As colonized peoples who are Indigenous to territories in North America, there is no logical or compelling reason to distinguish Métis rights from First Nation rights.

Colonial imposed racial concepts used to manage the civilization of the peoples Indigenous to North America was contradictory to Métis political independence and fueled federal policy of not recognizing independent Métis communities nor engaging in treaty relations. However, the factual existence of Métis polities resulted in inconsistent application of this policy of denial. Exceptions are evident in the history of Métis-colonizer relations. There is an extensive history of treaty making beginning with the HBC/Selkirk Treaty of 1815, the Métis-United States treaties in the 1840s/50s, the Manitoba Act Treaty of 1870, and the Fort Frances Métis Adhesion to Treaty Three of 1875. Moreover, there are modern treaties with Métis communities and ongoing negotiations with Métis communities in the Northwest Territories.

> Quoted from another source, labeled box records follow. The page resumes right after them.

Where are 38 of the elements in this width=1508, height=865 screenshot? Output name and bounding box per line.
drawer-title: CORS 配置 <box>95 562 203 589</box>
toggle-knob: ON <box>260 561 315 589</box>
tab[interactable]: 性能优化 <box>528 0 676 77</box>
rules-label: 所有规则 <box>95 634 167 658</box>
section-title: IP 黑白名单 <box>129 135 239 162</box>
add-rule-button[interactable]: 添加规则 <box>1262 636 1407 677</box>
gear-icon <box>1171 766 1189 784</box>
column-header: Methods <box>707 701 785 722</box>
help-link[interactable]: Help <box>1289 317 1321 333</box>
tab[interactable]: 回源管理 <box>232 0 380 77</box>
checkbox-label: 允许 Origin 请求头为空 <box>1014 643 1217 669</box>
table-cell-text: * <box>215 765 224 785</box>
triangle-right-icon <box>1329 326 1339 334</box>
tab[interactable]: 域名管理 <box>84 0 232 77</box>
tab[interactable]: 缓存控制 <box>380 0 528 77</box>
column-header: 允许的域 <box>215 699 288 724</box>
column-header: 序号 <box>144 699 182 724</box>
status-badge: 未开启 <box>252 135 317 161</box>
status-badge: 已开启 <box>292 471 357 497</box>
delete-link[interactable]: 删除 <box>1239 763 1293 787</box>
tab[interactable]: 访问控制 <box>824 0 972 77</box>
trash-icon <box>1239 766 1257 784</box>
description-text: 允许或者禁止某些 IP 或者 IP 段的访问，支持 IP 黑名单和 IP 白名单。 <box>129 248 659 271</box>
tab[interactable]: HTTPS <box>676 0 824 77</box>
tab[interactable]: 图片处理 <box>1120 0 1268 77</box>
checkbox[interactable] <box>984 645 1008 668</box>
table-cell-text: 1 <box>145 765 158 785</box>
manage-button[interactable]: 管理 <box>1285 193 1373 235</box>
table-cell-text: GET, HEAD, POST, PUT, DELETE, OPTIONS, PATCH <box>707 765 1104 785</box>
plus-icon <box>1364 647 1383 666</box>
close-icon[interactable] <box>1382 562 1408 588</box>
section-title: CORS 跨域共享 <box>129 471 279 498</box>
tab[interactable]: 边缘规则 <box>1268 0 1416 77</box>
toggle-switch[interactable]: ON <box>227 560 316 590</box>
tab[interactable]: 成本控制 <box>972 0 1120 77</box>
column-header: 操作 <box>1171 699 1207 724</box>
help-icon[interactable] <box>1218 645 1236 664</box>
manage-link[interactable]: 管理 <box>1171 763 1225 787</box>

There is no logical basis to distinguish between Métis claims processes and First Nations claims processes. As the Supreme Court of Canada stated in Powley, the Métis Peoples possess “full status as distinctive rights-bearing peoples whose own integral practices are entitled to constitutional protection under s. 35(1).”13 Métis are entitled to recognition and reconciliation requires that the injustice of the past should not haunt the present. Métis should have a right to participate in the comprehensive claims process throughout Canada. The Northwest Territories Métis claims, for reasons described above, cannot be seen as a legitimate exception to a policy that excludes the Métis as a general rule.

Larry Chartrand is a Professor in the University of Ottawa Faculty of Law.

Editor’s note: This article was written before the Supreme Court of Canada’s landmark decision in Daniels v. Canada.


  1. The author would like to thank the University of Alberta Press for permission to publish this short extract from a longer book chapter on Métis Treaties in Canada to be published in the second edition of Métis in Canada.
  2. Robert K. Groves and Bradford W. Morse, “Constituting Aboriginal Collectivities: Avoiding New Peoples ‘In Between,’” (2004). 67 Sask. L. Rev. 257.
  3. Even the titles of the relevant land claims exemplify an important distinction between the claims as the Sahtu agreement explicitly names and describe the Métis as a separate entity from the Sahtu Dene whereas in the case of the Gwitch’in and Tlicho claims, there is no separate reference for the Métis in the Agreement title. However, this does not mean that the Métis and Dene live in separate communities geographically. Dene live side by side in the communities of Fort Good Hope, Norman Wells and Tulita along the Mackenzie river.
  4. Arguably, this situation is akin to a modern day version of the Métis adhesion to Treaty 3 with the result that the Métis, as a distinct political community, became treaty partners with the Crown under the same treaty with their Anishinaabe relations.
  5. Sahtu Dene and Métis Comprehensive Land Claim Agreement, Volume 1, (Ottawa: Public Works, 1993), s.3.1.12.
  6. Ibid.
  7. Enge v. Mandeville, [2013] 4 C.N.L.R. 50 (NWT Supreme Court) at para. 218.
  8. Akaitcho Dene v. Canada, Statement of Claim at para. 48.
  9. Jean Teillet, “Federal and Provincial Crown Obligations to the Métis” in Wilson and Mallet, Métis – Crown Relations (Toronto: Irwin Law, 2008) at 88.
  10. Douglas Eyford, A New Direction: Advancing Aboriginal and Treaty Rights (Ottawa: Government of Canada, 2015) at 44.
  11. NWTMN Agreement-in-Principle, supra, note 16 at s. 2.2.5.
  12. Liberal Party of Canada, Real Change: Advancing and Achieving Reconciliation for the Métis Nation (2015). Online: https://www.liberal.ca/files/2015/09/Advancing-and-achieving-reconciliation-for-the-Métis-people.pdf
  13. R. v. Powley, [2003] 2 S.C.R. 207 at para. 38.